L’Italia era così preparata alla pandemia che allo Spallanzani non esistevano le procedure per fare i tamponi. E così il tracciamento dei contagi è saltato sin da subito. A rivelare l’agghiacciante retroscena è l’ex comandante dei Nas Adelmo Lusi, nella sua deposizione in commissione Covid del 9 aprile scorso, recentemente desecretata.
Secondo la ricostruzione del generale, sentito in questi mesi assieme ai principali membri della task force e del Comitato tecnico scientifico che ha gestito la pandemia, a una domanda del deputato catanese Francesco Ciancitto che gli ricorda una sua dichiarazione su un possibile contagiato che si era recato allo Spallanzani per essere visitato e sottoposto ad analisi, il generale ricorda che quell’episodio lo costrinse a insistere dentro la task force sulla «[...]necessità di definire delle procedure omogenee da effettuare come protocollo». Già, perché al tempo - siamo a gennaio 2020 - al se qualcuno (come è successo) si fosse presentato allo Spallanzani, la struttura specializzata nelle Malattie infettive, non era possibile analizzare i tamponi.
Serviva un generale dei carabinieri per lanciare l’allarme alla task force anti Covid? Il virus probabilmente era già in Italia (forse da mesi, come aveva detto al Giornale il virologo Giorgio Palù grazie ai marker tumorali che aveva a disposizione) eppure nessuno aveva pensato a «emanare delle procedure per questi casi». Ma questa non sarebbe l’unica falla del sistema, anzi. L’azione dei Nas in quelle primissime settimane sarebbe stata determinante, tanto che ancora il meloniano Ciancitto[...] ha ricordato che il corpo specializzato dell’Arma si è fatto «vettore di recapito dei tamponi, sia all’Istituto superiore di Sanità, sia allo Spallanzani». Una scelta di chi? «È stato attivato tramite una circolare che è arrivata da parte del ministero? Avevate delle linee guida nel trasportare e nel prendere quel materiale?», chiede il parlamentare in commissione Covid.
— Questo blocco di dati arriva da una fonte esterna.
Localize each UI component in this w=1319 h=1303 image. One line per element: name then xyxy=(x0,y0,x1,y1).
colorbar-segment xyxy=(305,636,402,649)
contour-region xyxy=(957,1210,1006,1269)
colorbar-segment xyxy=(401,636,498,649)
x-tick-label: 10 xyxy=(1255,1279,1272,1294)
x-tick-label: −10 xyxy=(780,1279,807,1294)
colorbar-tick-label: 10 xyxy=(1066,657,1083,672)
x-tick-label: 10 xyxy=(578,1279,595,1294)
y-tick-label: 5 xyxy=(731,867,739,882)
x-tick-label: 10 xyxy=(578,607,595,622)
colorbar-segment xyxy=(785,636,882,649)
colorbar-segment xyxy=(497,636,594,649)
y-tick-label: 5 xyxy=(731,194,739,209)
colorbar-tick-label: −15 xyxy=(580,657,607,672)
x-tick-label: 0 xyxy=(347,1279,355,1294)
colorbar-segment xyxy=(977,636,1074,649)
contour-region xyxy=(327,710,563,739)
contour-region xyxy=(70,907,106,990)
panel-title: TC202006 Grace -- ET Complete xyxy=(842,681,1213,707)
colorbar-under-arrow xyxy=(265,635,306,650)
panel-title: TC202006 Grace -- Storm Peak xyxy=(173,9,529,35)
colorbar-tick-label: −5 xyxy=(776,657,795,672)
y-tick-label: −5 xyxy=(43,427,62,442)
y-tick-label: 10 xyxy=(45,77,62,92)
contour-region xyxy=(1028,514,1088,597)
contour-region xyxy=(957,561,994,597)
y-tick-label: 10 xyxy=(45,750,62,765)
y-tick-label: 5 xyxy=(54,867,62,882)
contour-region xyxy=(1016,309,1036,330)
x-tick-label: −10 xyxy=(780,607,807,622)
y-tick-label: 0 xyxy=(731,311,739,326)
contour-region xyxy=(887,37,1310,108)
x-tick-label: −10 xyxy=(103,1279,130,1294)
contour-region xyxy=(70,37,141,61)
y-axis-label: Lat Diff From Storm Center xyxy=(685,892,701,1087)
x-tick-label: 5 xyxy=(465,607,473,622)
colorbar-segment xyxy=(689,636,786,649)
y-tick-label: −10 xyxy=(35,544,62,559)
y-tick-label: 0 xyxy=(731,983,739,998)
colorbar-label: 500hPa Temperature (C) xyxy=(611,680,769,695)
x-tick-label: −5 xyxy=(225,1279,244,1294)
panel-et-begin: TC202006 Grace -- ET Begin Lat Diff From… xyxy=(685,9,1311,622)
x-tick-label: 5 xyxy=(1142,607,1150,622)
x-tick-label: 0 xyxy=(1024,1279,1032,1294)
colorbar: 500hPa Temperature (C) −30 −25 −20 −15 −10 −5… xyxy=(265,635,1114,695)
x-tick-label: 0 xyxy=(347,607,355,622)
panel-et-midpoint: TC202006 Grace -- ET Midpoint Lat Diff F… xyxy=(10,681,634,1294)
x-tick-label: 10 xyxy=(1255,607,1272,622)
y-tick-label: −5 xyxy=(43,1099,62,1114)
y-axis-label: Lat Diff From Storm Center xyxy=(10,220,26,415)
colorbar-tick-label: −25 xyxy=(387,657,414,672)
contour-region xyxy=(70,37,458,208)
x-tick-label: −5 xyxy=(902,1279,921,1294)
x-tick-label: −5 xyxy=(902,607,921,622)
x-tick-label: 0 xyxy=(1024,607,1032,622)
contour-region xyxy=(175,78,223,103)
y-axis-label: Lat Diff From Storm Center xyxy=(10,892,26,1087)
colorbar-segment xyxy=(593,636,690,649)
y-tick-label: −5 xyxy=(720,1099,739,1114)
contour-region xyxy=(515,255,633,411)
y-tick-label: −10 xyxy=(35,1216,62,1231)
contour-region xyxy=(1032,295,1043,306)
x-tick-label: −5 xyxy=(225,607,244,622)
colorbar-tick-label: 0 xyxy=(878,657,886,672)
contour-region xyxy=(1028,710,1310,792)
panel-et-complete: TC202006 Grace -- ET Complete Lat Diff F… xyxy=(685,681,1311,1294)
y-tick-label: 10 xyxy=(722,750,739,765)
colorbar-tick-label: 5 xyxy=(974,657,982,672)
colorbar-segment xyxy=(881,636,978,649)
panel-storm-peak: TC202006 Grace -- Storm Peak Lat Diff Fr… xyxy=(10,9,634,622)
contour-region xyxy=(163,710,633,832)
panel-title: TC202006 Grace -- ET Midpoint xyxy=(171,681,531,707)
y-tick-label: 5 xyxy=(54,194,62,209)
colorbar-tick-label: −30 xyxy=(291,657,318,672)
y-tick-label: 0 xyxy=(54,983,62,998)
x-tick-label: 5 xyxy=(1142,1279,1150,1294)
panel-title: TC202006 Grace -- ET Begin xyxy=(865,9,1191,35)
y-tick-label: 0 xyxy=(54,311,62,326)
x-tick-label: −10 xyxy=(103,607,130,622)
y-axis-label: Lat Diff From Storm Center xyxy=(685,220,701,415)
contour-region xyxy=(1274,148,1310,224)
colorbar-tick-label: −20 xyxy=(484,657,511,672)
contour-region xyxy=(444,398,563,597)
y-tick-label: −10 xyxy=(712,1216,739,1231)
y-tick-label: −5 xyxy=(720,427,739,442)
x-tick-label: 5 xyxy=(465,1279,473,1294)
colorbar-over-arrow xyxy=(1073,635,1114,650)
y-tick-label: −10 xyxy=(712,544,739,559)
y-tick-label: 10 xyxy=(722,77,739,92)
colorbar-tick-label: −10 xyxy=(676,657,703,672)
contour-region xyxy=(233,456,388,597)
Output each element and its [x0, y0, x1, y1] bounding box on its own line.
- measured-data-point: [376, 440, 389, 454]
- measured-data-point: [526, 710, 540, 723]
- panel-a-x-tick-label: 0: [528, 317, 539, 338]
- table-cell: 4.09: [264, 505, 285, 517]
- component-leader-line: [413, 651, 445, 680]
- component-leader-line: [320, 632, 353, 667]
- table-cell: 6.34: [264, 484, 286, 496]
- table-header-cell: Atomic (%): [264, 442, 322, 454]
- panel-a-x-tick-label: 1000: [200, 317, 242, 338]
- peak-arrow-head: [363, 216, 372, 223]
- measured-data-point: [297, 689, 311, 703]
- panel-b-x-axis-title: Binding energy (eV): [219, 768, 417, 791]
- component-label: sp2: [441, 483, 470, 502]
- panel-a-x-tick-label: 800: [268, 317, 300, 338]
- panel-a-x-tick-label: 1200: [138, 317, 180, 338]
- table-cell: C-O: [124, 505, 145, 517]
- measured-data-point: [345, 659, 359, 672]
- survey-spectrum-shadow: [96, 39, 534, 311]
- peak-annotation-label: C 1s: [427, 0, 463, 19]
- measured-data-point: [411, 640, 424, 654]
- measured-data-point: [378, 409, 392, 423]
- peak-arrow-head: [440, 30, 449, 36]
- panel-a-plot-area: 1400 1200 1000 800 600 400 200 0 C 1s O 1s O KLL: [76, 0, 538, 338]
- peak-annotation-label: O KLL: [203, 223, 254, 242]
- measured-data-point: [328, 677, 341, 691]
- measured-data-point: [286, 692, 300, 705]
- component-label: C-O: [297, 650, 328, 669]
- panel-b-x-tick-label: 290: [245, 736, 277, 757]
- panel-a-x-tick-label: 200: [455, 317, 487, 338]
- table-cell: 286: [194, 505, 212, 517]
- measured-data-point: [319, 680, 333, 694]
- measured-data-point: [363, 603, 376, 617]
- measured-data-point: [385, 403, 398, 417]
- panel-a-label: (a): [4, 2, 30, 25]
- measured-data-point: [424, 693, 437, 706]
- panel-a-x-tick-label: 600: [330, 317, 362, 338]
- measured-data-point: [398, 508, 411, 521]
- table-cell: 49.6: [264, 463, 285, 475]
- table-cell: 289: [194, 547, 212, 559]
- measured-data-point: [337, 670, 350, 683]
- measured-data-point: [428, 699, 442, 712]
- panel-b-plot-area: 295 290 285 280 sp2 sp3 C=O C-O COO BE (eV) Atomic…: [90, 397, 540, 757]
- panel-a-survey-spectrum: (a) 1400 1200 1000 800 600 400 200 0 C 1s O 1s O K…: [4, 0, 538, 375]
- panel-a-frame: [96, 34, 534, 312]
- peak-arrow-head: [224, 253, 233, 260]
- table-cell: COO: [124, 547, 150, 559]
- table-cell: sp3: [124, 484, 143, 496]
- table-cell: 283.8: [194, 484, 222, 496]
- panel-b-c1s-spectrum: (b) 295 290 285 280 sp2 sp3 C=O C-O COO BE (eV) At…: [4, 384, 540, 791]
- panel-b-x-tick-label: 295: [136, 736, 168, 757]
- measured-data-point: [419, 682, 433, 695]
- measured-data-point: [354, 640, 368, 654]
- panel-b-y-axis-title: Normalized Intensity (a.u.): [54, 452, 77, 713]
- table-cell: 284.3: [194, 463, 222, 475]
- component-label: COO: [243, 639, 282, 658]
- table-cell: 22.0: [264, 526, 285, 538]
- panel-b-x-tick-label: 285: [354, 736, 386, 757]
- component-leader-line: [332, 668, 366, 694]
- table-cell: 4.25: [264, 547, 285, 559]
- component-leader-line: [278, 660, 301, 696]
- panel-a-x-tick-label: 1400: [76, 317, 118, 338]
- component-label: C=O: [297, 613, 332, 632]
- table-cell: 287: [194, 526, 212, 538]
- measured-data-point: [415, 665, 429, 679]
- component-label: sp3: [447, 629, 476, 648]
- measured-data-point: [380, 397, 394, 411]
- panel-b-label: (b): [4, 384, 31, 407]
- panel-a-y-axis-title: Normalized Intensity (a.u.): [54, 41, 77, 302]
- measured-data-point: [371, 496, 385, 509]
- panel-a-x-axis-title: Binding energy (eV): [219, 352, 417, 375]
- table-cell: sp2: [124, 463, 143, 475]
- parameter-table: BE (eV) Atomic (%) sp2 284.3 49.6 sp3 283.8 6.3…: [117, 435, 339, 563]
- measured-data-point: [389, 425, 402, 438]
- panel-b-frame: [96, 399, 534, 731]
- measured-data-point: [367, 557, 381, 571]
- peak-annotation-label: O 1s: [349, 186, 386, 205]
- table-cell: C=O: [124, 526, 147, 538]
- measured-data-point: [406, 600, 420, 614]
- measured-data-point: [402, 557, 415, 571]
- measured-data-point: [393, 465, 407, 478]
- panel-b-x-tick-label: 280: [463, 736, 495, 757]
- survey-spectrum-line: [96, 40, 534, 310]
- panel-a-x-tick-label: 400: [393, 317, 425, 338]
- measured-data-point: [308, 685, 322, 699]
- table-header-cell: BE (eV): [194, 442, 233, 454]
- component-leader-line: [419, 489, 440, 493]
La risposta è glaciale: «No, non avevamo delle linee guida». Anzi, secondo il generale nessuno si era mai nemmeno posto il problema di come fare arrivare i tamponi allo Spallanzani ed all’Istituto Superiore di Sanità tanto che «quando è stata rappresentata questa difficoltà di far pervenire all’Iss i tamponi, mi sono offerto io come parte integrante del ministero della Salute», non c’era un criterio per la consegna rapida (e sicura) dei tamponi, sono stati i militari dei Nas «con staffette quotidiane secondo direttrici Nord-Sud, Nord Roma e Sud Roma, a raccogliere i tamponi delle varie città e portarli all’Iss». Un lavoro immane durato per un mese circa, con «5.716 tamponi analizzati» fino a che «l’Iss non decise di autorizzare i laboratori a livello provinciale e regionale».
«A chi toccava questo compito? Chi decideva strategie e procedure?», chiede a Lusi il presidente della commissione Covid Marco Lisei (FdI). «Nell’ambito della task force veniva definita l’esigenza.
La circolare, il provvedimento, veniva adottato in ambito gabinetto, con i tecnici specifici che si ritenevano competenti a illustrare nel dettaglio». Tempo perso mentre il Covid si diffondeva in tutta Italia, lontano dai radar del ministero della Salute.